Viel hing von der Bewertung der 3. Expertenkommission des Gerichtsmedizinischen Instituts ab. An der Spitze dieser Kommission steht Nur Birgen. Sie ist bekannt dafür, dass sie seit 1995 Folterfälle vertuscht, folternde Polizisten deckt und Berichte für die Freilassung von Mitgliedern der Konterguerilla anfertigt. Zuletzt teilte sie bei einer Anhörung zur Haftstuation von Güler Zere mit, dass ihre Kommission eine Behandlung in der Gefängniszelle des Krankenhauses für möglich hält. Güler Zere wurde nach ihrer Ankunft in Istanbul zehn Minuten von diesen Ärzten des Instituts untersucht.
In einem Gespräch mit der jW sagte Behic Acsi, Vorsitzender der Gefangenenhilfsorganisation TAYAD, dass Güler Zere zur Zeit weder sprechen, noch essen kann. Sie bekommt ihre Nahrung intravenös zugeführt. Sie befindet sich immer noch in der Gefangenenzelle des Balcali Krankenhauses, im Universitätskrankenhaus Cukurova in Adana.
Seit Wochen kam es immer wieder zu Protesten für die Freilassung von Güler Zere, die oftmals mit der Forderung nach Abschaffung der Isolationshaft in den F-Typ-Gefängnissen verknüpft wurde. Es bildete sich ein von Gewerkschaften, fortschrittlichen Parteien und Organisationen unterstützte zentrale Aktionseinheit. So organisiert, die in zahlreichen Städten der Türkei Aktionen durchführte. Dazu zählten Demonstrationen, das Aufhängen von Plakaten und Transparenten. Außerdem wurden auch Unterschriftenkampagnen durchgeführt.

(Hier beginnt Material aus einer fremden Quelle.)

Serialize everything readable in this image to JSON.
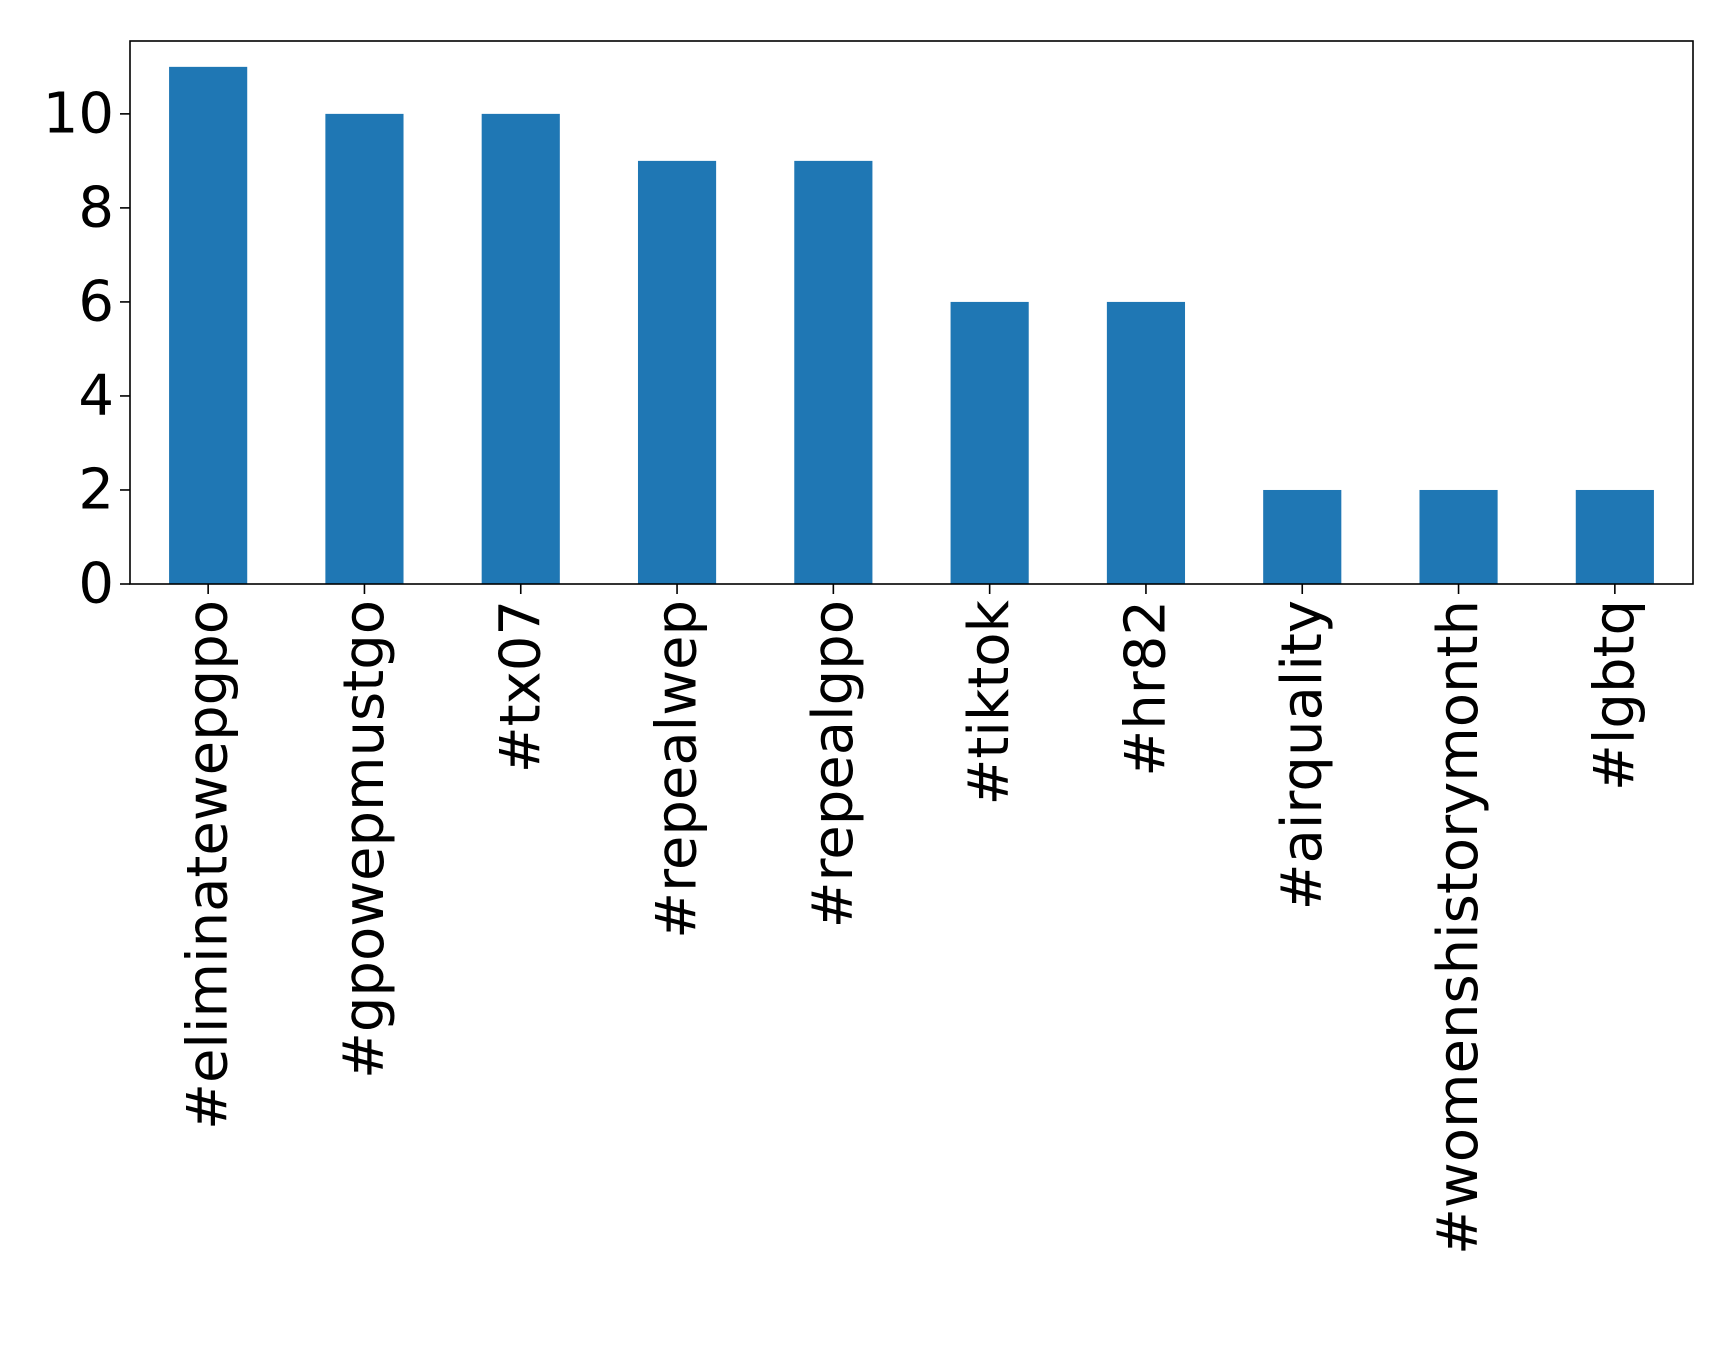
{
  "chart_data": {
    "type": "bar",
    "title": "",
    "xlabel": "",
    "ylabel": "",
    "categories": [
      "#eliminatewepgpo",
      "#gpowepmustgo",
      "#tx07",
      "#repealwep",
      "#repealgpo",
      "#tiktok",
      "#hr82",
      "#airquality",
      "#womenshistorymonth",
      "#lgbtq"
    ],
    "values": [
      11,
      10,
      10,
      9,
      9,
      6,
      6,
      2,
      2,
      2
    ],
    "ylim": [
      0,
      11.55
    ],
    "yticks": [
      0,
      2,
      4,
      6,
      8,
      10
    ],
    "grid": false,
    "legend": "none",
    "colors": {
      "bar": "#1f77b4"
    }
  }
}
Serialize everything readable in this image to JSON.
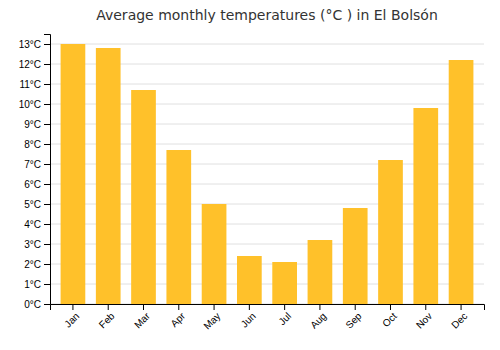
{
  "chart_data": {
    "type": "bar",
    "title": "Average monthly temperatures (°C ) in El Bolsón",
    "categories": [
      "Jan",
      "Feb",
      "Mar",
      "Apr",
      "May",
      "Jun",
      "Jul",
      "Aug",
      "Sep",
      "Oct",
      "Nov",
      "Dec"
    ],
    "values": [
      13.0,
      12.8,
      10.7,
      7.7,
      5.0,
      2.4,
      2.1,
      3.2,
      4.8,
      7.2,
      9.8,
      12.2
    ],
    "color": "#FFC12A",
    "ylim": [
      0,
      13.5
    ],
    "yticks": [
      {
        "value": 0,
        "label": "0°C"
      },
      {
        "value": 1,
        "label": "1°C"
      },
      {
        "value": 2,
        "label": "2°C"
      },
      {
        "value": 3,
        "label": "3°C"
      },
      {
        "value": 4,
        "label": "4°C"
      },
      {
        "value": 5,
        "label": "5°C"
      },
      {
        "value": 6,
        "label": "6°C"
      },
      {
        "value": 7,
        "label": "7°C"
      },
      {
        "value": 8,
        "label": "8°C"
      },
      {
        "value": 9,
        "label": "9°C"
      },
      {
        "value": 10,
        "label": "10°C"
      },
      {
        "value": 11,
        "label": "11°C"
      },
      {
        "value": 12,
        "label": "12°C"
      },
      {
        "value": 13,
        "label": "13°C"
      }
    ],
    "grid": true
  }
}
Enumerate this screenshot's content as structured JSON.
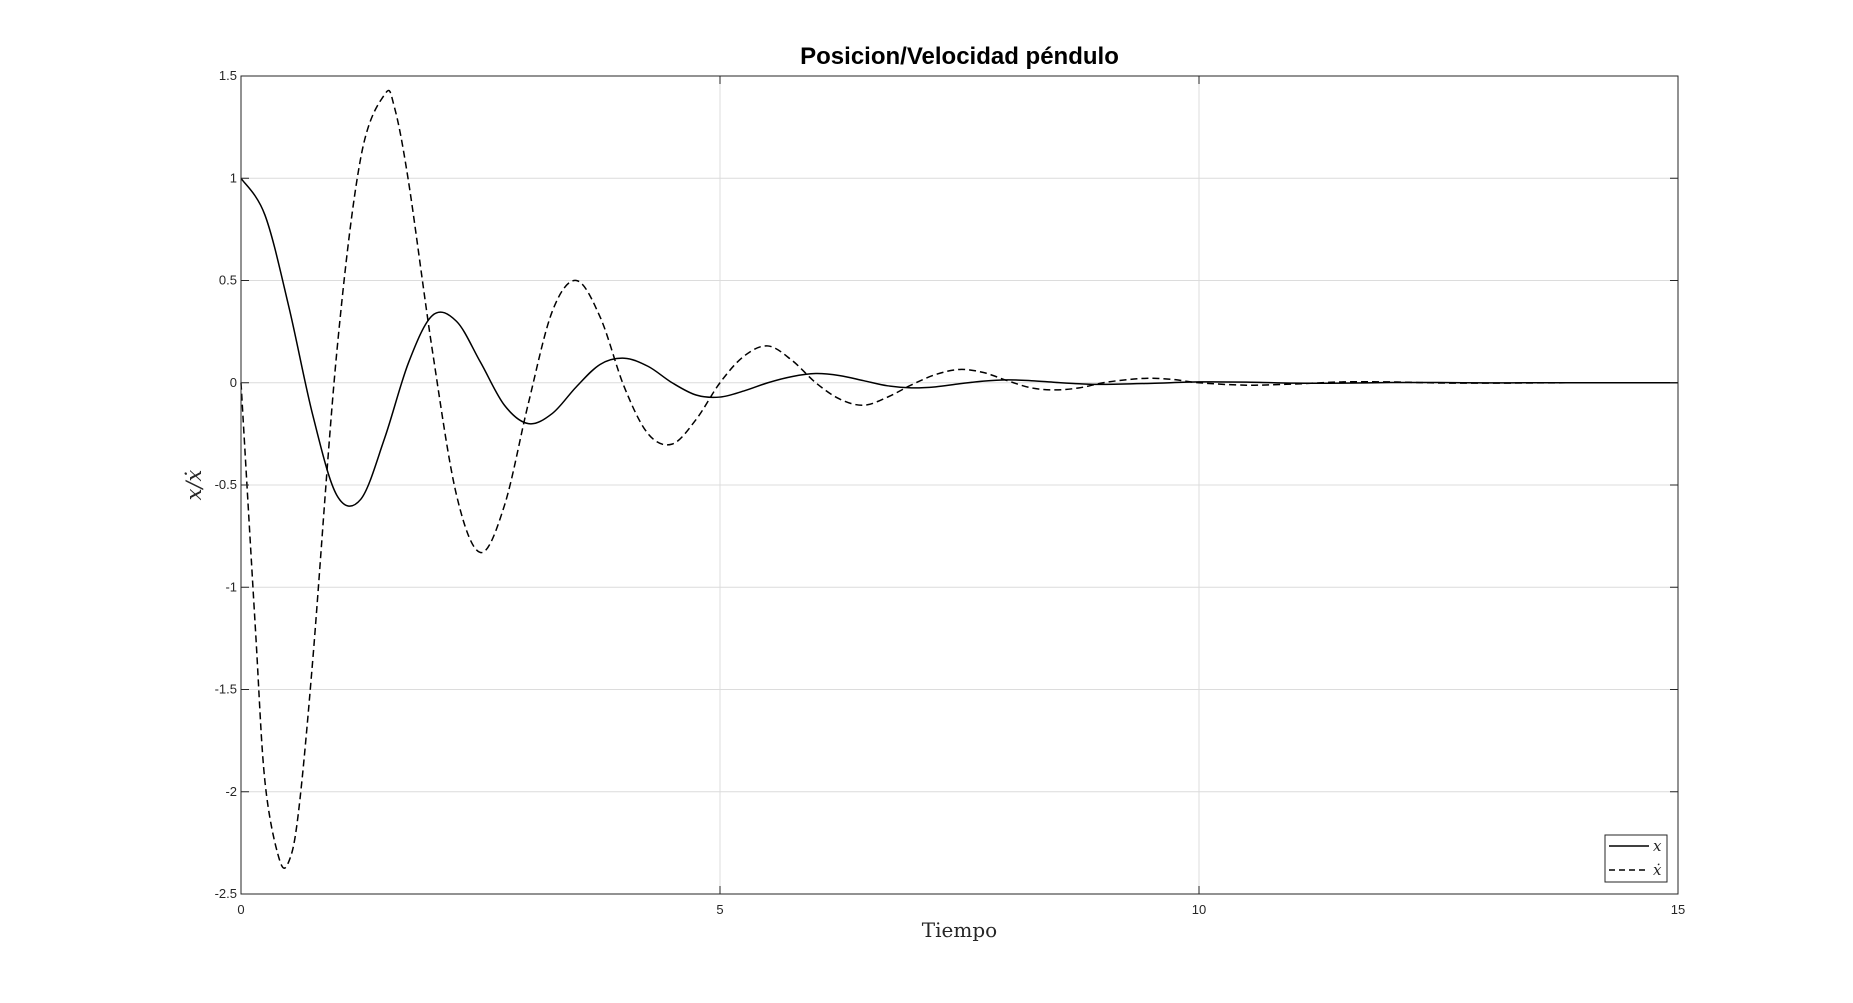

Auch in Europa gab es Proteste gegen die Behandlung der Gefangenen in der Türkei. Am Mittwoch nachmittag demonstrierten 90 Kundgebungsteilnehmer in Wien ihre Solidarität für Güler Zere. Ulla Jelpke schrieb in ihrer Funktion als Bundestagsabgeordnete der Partei "Die Linke" einen Brief an den türkischen Justizminister Ergin. In ihm forderte sie eindrücklich die Freilassung der Gefangenen, da sie schwer Krebs erkrankt sei und das türkische Gesetz in diesem Falle eine Haftverschonung vorsieht. Falls sie nicht freigelassen würde, käme dies einer Wiedereinführung der Todesstrafe durch die Hintertür gleich.